Dans un communiqué, la Fédération des communautés juives d’Espagne a salué la nouvelle à la mi-septembre et a demandé que l’histoire de la chueta soit enseignée dans les écoles locales.
Aujourd’hui, la plupart des chuetas de Majorque parlent ouvertement et fièrement de leur héritage juif, marquant un changement important après une histoire d’humiliation, de peur et de secret qui a duré des centaines d’années.
Les Chuetas font remonter leur héritage juif à leurs ancêtres persécutés et tués aux XVIe et XVIIe siècles. Le nom vient probablement du mot « xueu » pour juif en majorquín, un dialecte catalan parlé à Majorque. Certains linguistes pensent que le terme vient également de « xulla » (graisse de porc), car dans l’Espagne médiévale, les conversos étaient fréquemment obligés de prouver qu’ils avaient renoncé à leur foi en mangeant publiquement du porc, ce qui était interdit par la loi juive.

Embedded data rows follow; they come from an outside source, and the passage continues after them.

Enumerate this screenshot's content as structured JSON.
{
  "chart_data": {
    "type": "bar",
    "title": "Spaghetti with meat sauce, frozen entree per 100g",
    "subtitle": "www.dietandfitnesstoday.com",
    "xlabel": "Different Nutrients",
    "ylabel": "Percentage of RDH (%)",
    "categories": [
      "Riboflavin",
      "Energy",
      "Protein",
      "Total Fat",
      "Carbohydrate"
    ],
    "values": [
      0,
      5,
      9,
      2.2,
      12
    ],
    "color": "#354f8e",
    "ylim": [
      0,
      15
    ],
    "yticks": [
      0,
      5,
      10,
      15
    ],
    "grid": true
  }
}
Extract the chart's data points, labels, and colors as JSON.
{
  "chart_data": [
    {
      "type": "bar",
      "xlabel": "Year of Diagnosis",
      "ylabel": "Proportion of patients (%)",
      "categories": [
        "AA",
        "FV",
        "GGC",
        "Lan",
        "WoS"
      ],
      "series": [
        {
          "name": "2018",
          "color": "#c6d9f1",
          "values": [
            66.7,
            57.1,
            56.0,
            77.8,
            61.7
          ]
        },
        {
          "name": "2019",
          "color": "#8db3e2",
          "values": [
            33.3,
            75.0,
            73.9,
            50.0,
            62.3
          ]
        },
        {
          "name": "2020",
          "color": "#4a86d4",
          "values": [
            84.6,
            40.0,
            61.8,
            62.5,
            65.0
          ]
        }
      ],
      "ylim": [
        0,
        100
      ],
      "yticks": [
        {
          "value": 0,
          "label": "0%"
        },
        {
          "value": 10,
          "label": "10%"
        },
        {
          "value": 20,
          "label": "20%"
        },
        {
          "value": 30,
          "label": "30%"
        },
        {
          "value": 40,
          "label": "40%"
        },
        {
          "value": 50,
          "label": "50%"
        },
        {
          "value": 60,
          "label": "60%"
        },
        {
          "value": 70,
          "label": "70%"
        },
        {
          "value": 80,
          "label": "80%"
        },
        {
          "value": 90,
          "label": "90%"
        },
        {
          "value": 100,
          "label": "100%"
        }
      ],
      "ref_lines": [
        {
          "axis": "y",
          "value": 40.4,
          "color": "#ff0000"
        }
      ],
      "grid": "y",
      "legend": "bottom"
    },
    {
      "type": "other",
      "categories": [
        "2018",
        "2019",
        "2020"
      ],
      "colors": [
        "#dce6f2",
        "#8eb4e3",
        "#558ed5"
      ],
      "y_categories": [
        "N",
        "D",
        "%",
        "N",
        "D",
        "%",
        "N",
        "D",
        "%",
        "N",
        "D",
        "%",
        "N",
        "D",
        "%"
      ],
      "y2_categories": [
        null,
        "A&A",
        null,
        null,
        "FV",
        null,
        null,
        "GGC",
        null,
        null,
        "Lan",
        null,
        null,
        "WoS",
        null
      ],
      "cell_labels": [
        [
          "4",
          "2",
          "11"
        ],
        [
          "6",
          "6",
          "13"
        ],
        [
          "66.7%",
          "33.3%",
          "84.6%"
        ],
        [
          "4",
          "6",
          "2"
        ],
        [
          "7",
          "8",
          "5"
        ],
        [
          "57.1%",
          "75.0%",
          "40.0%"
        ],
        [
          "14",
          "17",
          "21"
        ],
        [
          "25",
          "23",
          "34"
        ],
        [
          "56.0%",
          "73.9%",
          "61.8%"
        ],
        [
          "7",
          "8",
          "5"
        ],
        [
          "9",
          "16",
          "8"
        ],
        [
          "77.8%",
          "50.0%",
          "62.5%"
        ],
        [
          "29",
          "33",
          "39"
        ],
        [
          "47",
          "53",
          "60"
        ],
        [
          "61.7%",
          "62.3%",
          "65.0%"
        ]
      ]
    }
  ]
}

Bien que la plupart des Juifs espagnols se soient convertis au catholicisme des décennies avant l’expulsion officielle des Juifs d’Espagne en 1492, les chuetas ont continué à faire face à des voisins méfiants et ont souvent été victimes de violences pendant des siècles. Il leur était interdit de se marier avec d’autres familles majorquines, ce qui a donné naissance à une communauté très unie qui maintenait secrètement ses traditions religieuses crypto-juives – comme prier ou célébrer des fêtes religieuses syncrétiques à l’extérieur de Monti Sion, une église catholique construite au-dessus de l’ancienne synagogue principale. dans le quartier juif de Palma de Majorque.
Leur histoire a reçu une attention accrue et a été discutée plus ouvertement en Espagne depuis la mort de Francisco Franco en 1975. Le régime pro-catholique de Franco avait activement perpétué le sentiment anti-chueta, mais la communauté a depuis connu une période de renaissance et d’acceptation.
Le gouvernement majorquin a présenté ses excuses en mai 2011 pour un événement de 1691 connu sous le nom d’« incendie des Juifs », perpétré par l’Inquisition espagnole, au cours duquel près de 40 Juifs ont été tués devant un public d’environ 30 000 personnes.
D’autres réparations ont eu lieu en septembre de la même année lorsqu’un rabbinique israélien du tribunal rabbinique de Bnei Brak a statué que les chuetas pouvaient retourner au judaïsme ou immigrer en Israël sans subir de conversion formelle, sous réserve de la preuve de leur ascendance juive. Comme les chuetas ne se mariaient qu’entre eux, seuls 15 noms de famille ont survécu. Miró, le nom de famille du célèbre artiste abstrait Joan Miró, en faisait partie. D’autres comprenaient Pico, Aguiló, Fuster, Martí, Picó, Pomar et Segura.
Plus récemment, la communauté chueta a relancé sa tradition de célébration publique des grandes fêtes juives – des événements inédits depuis plus de cinq siècles sur l’île. En 2019, ils ont recommencé à célébrer Pourim, puis en 2021, ils ont construit une soucca publique. En 2022, ils ont organisé une cérémonie d’allumage de la menorah pour Hanoukka.
La taille de la communauté est estimée entre 800 et 1 000 membres.